Reputation: 456
I have an outline format text document that can have up to 6 levels.
.step1 -- step 1. text
..step2 -- step 1. A. text
..step2 -- step 1. B. text
..step2 -- step 1. C. text
..step2 -- step 1. D. text
..step2 -- step 1. E. text
.step1 -- step 2. text
..step2 -- step 2. A. text
...step3 -- step 2. A. (1) text
...step3 -- step 2. A. (2) text
.step1 -- step 3. text
I'm parsing the text document with regex and building an array that is structured like this
$contentsArray structure
'level' INT - the step level
'type' STRING - the type of tag, note, warning, step1, step2
'line' INT - the line number in the file
'text' STRING - the text
------ SAMPLE ARRAY -------
[0] => Array
(
[level] => 1
[type] => step1
[line] => 8
[text] => Step 1. text
)
[1] => Array
(
[level] => 2
[type] => step2
[line] => 10
[text] => Step 1. A. text
)
[2] => Array
(
[level] => 2
[type] => step2
[line] => 12
[text] => Step 1.B. text
)
[3] => Array
(
[level] => 2
[type] => step2
[line] => 14
[text] => Step 1. C. text.
)
[4] => Array
(
[level] => 2
[type] => step2
[line] => 16
[text] => Step 1. D. text.
)
[5] => Array
(
[level] => 2
[type] => step2
[line] => 18
[text] => Step 1. E. text.
)
[6] => Array
(
[level] => 1
[type] => step1
[line] => 20
[text] => Step 2. text
)
[7] => Array
(
[level] => 2
[type] => step2
[line] => 22
[text] => Step 2. A. Text.
)
[8] => Array
(
[level] => 3
[type] => step3
[line] => 26
[text] => Step 2. A. (1) Text.
)
[9] => Array
(
[level] => 3
[type] => step3
[line] => 28
[text] => Step 3. A. (2) Text.
)
[10] => Array
(
[level] => 1
[type] => step1
[line] => 30
[text] => Step 3. Text
)
The end goal is to turn this into a nested XML document.
<step1>Step 1. text
<step2>Step 1. A. text</step2>
<step2>Step 1. B. text</step2>
<step2>Step 1. C. text</step2>
<step2>Step 1. D. text</step2>
<step2>Step 1. E. text</step2>
</step1>
<step1>Step 2. text
<step2>Step 2. A. text
<step3>Step 2. A. (1) text</step3>
<step3>Step 2. A. (2) text</step3>
</step2>
</step1>
<step1>Step 3. text
</step1>
I think that what I need is to build a nested array that I can then convert into the XML. I think the structure for this array would be something like
[0] => Array
(
[level] => 1
[type] => step1
[line] => 8
[text] => Step 1. text
), Array
(
[level] => 2
[type] => step2
[line] => 10
[text] => Step 1. A. text
), Array
(
[level] => 2
[type] => step2
[line] => 12
[text] => Step 1.B. text
), Array
(
[level] => 2
[type] => step2
[line] => 14
[text] => Step 1. C. text.
), Array
(
[level] => 2
[type] => step2
[line] => 16
[text] => Step 1. D. text.
), Array
(
[level] => 2
[type] => step2
[line] => 18
[text] => Step 1. E. text.
)
)
[1] => Array
(
[level] => 1
[type] => step1
[line] => 20
[text] => Step 2. text
, Array
(
[level] => 2
[type] => step2
[line] => 22
[text] => Step 2. A. Text.
, Array
(
[level] => 3
[type] => step3
[line] => 26
[text] => Step 2. A. (1) Text.
), Array
(
[level] => 3
[type] => step3
[line] => 28
[text] => Step 3. A. (2) Text.
)
)
)
[2] => Array
(
[level] => 1
[type] => step1
[line] => 30
[text] => Step 3. Text
)
What I need is some help on a method to loop through the array that I have built and use the level
value to figure out the nesting in the final array.
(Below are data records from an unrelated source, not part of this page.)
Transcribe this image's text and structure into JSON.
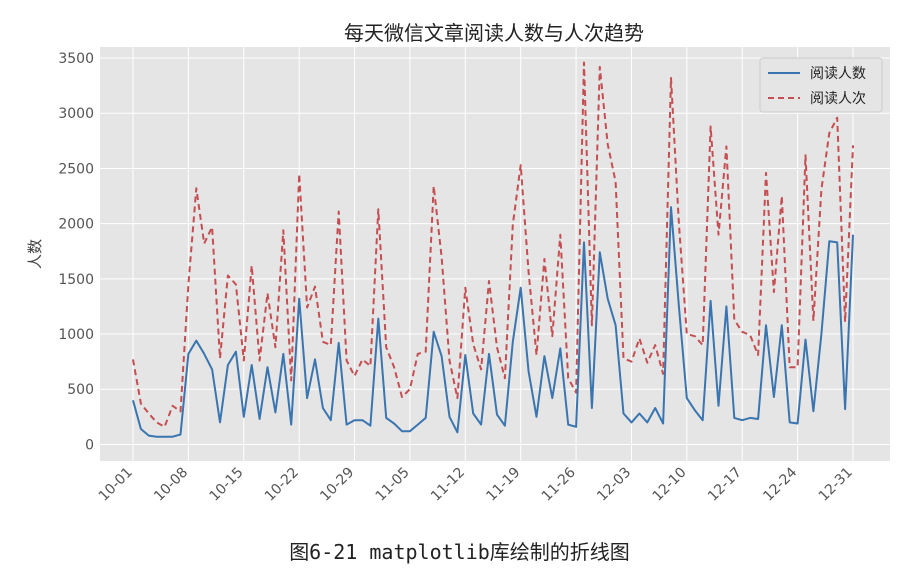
{
  "figure": {
    "caption": "图6-21  matplotlib库绘制的折线图"
  },
  "chart_data": {
    "type": "line",
    "title": "每天微信文章阅读人数与人次趋势",
    "xlabel": "",
    "ylabel": "人数",
    "ylim": [
      -150,
      3600
    ],
    "yticks": [
      0,
      500,
      1000,
      1500,
      2000,
      2500,
      3000,
      3500
    ],
    "xtick_labels": [
      "10-01",
      "10-08",
      "10-15",
      "10-22",
      "10-29",
      "11-05",
      "11-12",
      "11-19",
      "11-26",
      "12-03",
      "12-10",
      "12-17",
      "12-24",
      "12-31"
    ],
    "x": [
      "10-01",
      "10-02",
      "10-03",
      "10-04",
      "10-05",
      "10-06",
      "10-07",
      "10-08",
      "10-09",
      "10-10",
      "10-11",
      "10-12",
      "10-13",
      "10-14",
      "10-15",
      "10-16",
      "10-17",
      "10-18",
      "10-19",
      "10-20",
      "10-21",
      "10-22",
      "10-23",
      "10-24",
      "10-25",
      "10-26",
      "10-27",
      "10-28",
      "10-29",
      "10-30",
      "10-31",
      "11-01",
      "11-02",
      "11-03",
      "11-04",
      "11-05",
      "11-06",
      "11-07",
      "11-08",
      "11-09",
      "11-10",
      "11-11",
      "11-12",
      "11-13",
      "11-14",
      "11-15",
      "11-16",
      "11-17",
      "11-18",
      "11-19",
      "11-20",
      "11-21",
      "11-22",
      "11-23",
      "11-24",
      "11-25",
      "11-26",
      "11-27",
      "11-28",
      "11-29",
      "11-30",
      "12-01",
      "12-02",
      "12-03",
      "12-04",
      "12-05",
      "12-06",
      "12-07",
      "12-08",
      "12-09",
      "12-10",
      "12-11",
      "12-12",
      "12-13",
      "12-14",
      "12-15",
      "12-16",
      "12-17",
      "12-18",
      "12-19",
      "12-20",
      "12-21",
      "12-22",
      "12-23",
      "12-24",
      "12-25",
      "12-26",
      "12-27",
      "12-28",
      "12-29",
      "12-30",
      "12-31"
    ],
    "grid": true,
    "legend_position": "top-right",
    "background": "#e5e5e5",
    "series": [
      {
        "name": "阅读人数",
        "color": "#3a75b0",
        "style": "solid",
        "values": [
          400,
          140,
          80,
          70,
          70,
          70,
          90,
          820,
          940,
          820,
          680,
          200,
          720,
          840,
          250,
          720,
          230,
          700,
          290,
          820,
          180,
          1320,
          420,
          770,
          330,
          220,
          920,
          180,
          220,
          220,
          170,
          1140,
          240,
          190,
          120,
          120,
          180,
          240,
          1020,
          800,
          250,
          110,
          810,
          280,
          180,
          820,
          270,
          170,
          930,
          1420,
          660,
          250,
          800,
          420,
          870,
          180,
          160,
          1830,
          330,
          1740,
          1320,
          1080,
          280,
          200,
          280,
          200,
          330,
          190,
          2150,
          1250,
          420,
          310,
          220,
          1300,
          350,
          1250,
          240,
          220,
          240,
          230,
          1080,
          430,
          1080,
          200,
          190,
          950,
          300,
          1000,
          1840,
          1830,
          320,
          1900
        ]
      },
      {
        "name": "阅读人次",
        "color": "#c44e52",
        "style": "dashed",
        "values": [
          770,
          370,
          280,
          200,
          160,
          350,
          300,
          1450,
          2320,
          1820,
          1970,
          780,
          1530,
          1450,
          760,
          1620,
          760,
          1370,
          880,
          1940,
          580,
          2450,
          1240,
          1430,
          930,
          900,
          2110,
          760,
          620,
          770,
          710,
          2130,
          880,
          700,
          430,
          500,
          820,
          840,
          2340,
          1700,
          760,
          420,
          1420,
          910,
          680,
          1480,
          880,
          600,
          1990,
          2530,
          1560,
          810,
          1680,
          980,
          1900,
          600,
          470,
          3460,
          1080,
          3420,
          2720,
          2380,
          780,
          750,
          960,
          740,
          900,
          640,
          3320,
          2000,
          1000,
          980,
          900,
          2880,
          1900,
          2700,
          1130,
          1020,
          990,
          810,
          2460,
          1380,
          2250,
          700,
          700,
          2620,
          1120,
          2310,
          2820,
          2960,
          1110,
          2710
        ]
      }
    ]
  }
}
My attempts have been pretty fruitless to this point. I feel like there is a recursive or iterator way to do this but these aren't my strong suit.
Thanks for the help and I hope this question is clear enough.
UPDATE THE QUESTION I see I did a pretty poor job of asking the question so I have made some edits.
Upvotes: 0
Views: 55
Reputation: 351218
Here is PHP implementation for when you have the input text in a variable $input
:
$stack = [];
foreach(explode("\n", $input . "\n.") as $line) {
$line = trim($line);
$type = ltrim($line, ".");
$dots = strlen($line) - strlen($type);
if (!$dots || $dots > count($stack) + 1) throw new Exception("Bad input format");
while($dots <= count($stack))
$xml[] = str_repeat(" ", count($stack)-1) . array_pop($stack);
$xml[] = str_repeat(" ", count($stack)) . "<$type>";
$stack[] = "</$type>";
}
$xml = implode("\n", array_slice($xml, 0, -1));
echo $xml;
See it run on eval.in.
Upvotes: 1
Reputation: 47020
Your example isn't consistent. Assuming the last ...step3
is a mistake, this will do what you want. It's in perl, but should easily translate.
sub main {
my @labels;
while (<>) {
if (/^(\.+)(.*)$/) {
my $level = length($1);
print "</" . pop(@labels) . ">\n" while $level <= scalar(@labels);
die "Bad input" unless $level == 1 + scalar(@labels);
print "<" . $2 . ">\n";
push @labels, $2
}
}
print "</" . pop(@labels) . ">\n" while (@labels);
}
main;
It's using a simple stack and processing level changes with respect to current stack size.
I'll let you work out the indentation. You can do this based on stack size, too.
Addition
Well, you've changed the question quite a bit. But the basic approach of using a stack and processing level changes with respect to stack length will still work fine.
Upvotes: 1